Prosedur Lelang Jabatan
Proses promosi jabatan dilakukan dengan tahapan:
Pertama; pengumuman secara terbuka kepada instansi lain dalam bentuk surat
edaran melalui papan pengumuman,dan/atau media cetak, media elektronik
(termasuk media on-line/internet) sesuai dengan anggaran yang tersedia.
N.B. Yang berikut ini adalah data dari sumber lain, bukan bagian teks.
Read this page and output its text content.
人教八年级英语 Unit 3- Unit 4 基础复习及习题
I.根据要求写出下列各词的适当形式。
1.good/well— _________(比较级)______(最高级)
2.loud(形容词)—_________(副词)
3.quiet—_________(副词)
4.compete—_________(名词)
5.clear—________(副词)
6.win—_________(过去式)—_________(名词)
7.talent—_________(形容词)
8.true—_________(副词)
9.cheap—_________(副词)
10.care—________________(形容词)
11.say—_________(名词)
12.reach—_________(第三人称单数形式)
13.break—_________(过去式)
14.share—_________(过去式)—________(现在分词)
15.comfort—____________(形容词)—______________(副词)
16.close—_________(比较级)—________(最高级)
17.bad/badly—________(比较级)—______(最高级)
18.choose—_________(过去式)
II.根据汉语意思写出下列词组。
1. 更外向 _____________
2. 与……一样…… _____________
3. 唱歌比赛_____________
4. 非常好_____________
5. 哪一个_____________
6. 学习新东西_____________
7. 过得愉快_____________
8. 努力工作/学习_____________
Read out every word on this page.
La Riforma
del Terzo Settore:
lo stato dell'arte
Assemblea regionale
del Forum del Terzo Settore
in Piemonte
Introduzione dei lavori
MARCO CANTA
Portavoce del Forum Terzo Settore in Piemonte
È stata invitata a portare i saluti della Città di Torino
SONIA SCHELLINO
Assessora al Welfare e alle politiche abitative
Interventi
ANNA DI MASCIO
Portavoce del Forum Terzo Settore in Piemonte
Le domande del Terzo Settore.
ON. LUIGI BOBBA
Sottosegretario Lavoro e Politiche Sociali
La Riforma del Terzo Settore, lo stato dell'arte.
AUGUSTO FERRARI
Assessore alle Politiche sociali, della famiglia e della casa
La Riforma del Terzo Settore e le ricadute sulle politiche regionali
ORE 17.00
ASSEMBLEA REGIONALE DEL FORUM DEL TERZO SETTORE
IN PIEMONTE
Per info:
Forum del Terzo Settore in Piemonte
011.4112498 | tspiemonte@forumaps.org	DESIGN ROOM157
Setiap
pegawai yang telah memenuhi syarat administratif berupa tingkat kepangkatan dan
golongan, diperbolehkan mendaftarkan diri untuk mengisi lowongan yang tersedia
Kedua, mekanisme seleksi/ penilaian kompetensi manejerial dan kompetensi
bidang (substansi tugas) Penilaian kompetensi manejerial dilakukan dengan
menggunakan metodologi psikometri, wawancara kompetensi dan analisa kasus
danpresentasi. Sedangkan penilaian kompetensi bidang dilakukan dengan metode
tertulis dan wawancara (Standar kompetensi Bidang disusun dan ditetapkan oleh
masing-masing instansi sesuai kebutuhan jabatan dan dapat dibantu oleh assessor.
Ketiga, Panitia Seleksi mengumumkan hasil dari setiap tahap seleksi secara terbuka
melalui papan pengumuman, dan/atau media cetak, media elektronik (termasuk
media online/internet).
Hal positif sistem lelang jabatan
Pengaruh positif dengan adanya sistem lelang jabatan adalah :
1. Dengan sistem lelang jabatan, yaitu adanya fit and proper test, maka diharapkan
akan menciptakan persaingan positif dalam kinerja, sehingga nantinya akan tercipta
pejabat yang berkompeten pada saat mengemban amanah jabatan.
2. Pada saat dilakukan lelang jabatan, maka akan dilihat bagaimana track record
kinerja pejabat tersebut. Oleh karena itu pula, pengaruh positif dengan adanya
lelang jabatan tersebut adalah penempatan pejabat yang bersih dan berkompeten
pada saat menduduki suatu jabatan.
3. Menghindari dari pengisian jabatan yang merupakan “pesenan” dari pihak lain
yang memiliki kepentingan dalam hal tugas dan wewenang dari jabatan tersebut.
4. Memberikan peluang yang sama bagi PNS yang ingin berkarier berdasarkan
kinerja dan prestasi kerjanya.
5. Merupakan bentuk keterbukaan birokrasi kepada masyarakat, sehingga masyarakat
akan lebih percaya kepada pemerintahan, sehingga gol “good governance” akan
tercipta.
Dampak adanya lelang jabatan
Pada awal diberlakukannya sistem lelang jabatan, dengan contoh tempat di DKI
Jakarta, terjadi polemik yang menjadi “rahasia umum” di kalangan PNS, terutama PNS
yang sudah golongan tinggi, karena tesnya yang begitu susah, banyak dari mereka yang
sudah tidak hafal materi ujian, walau sudah diisi dengan pengalaman. Kemudian dalam
jangka waktu tertentu, ditemukan bahwa terjadi kecurangan pada pelaksanaan lelang
jabatan, terutama untuk posisi Kepala Sekolah (dalam berita kompas.com, tanggal 21
Desember 2013), dimana Gubernur DKI Jakarta, Joko Widodo, menindak tegas pelaku
tersebut.
Kemudian terlihatlah dampak positif atas pemberlakuan sistem lelang jabatan. Para
PNS berusia relatif muda menduduki posisi penting dalam pemerintahan dengan
kompetensi yang mumpuni. Tercatat di DKI Jakarta, 3 camat mendapatkan penghargaan
sebagai camat berprestasi secara nasional. Politik kasta yang selama ini menggerogoti
birokrasi mulai terkikis karena penilaian pemilihan pejabat dilakukan berdasarkan prestasi
dan kompetensi yang dimiliki.
Kesimpulan
Dengan metode baru lelang jabatan tersebut, akan menjadi trobosan baru dalam
birokrasi Indonesia yang oleh berbagai kalangan dinilai bermasalah, apalagi jika
menggunakan sistem promosi “politik kasta”, yaitu penunjukan pejabat untuk menduduki
suatu jabatan oleh pejabat yang lebih tinggi –yang rawan KKN-, sehingga nantinya akan
tercipta pejabat yang betul-betul kompeten dalam menjalankan jabatannya, bersih dari
KKN, berprestasi dalam proses pelayanan masyarakat.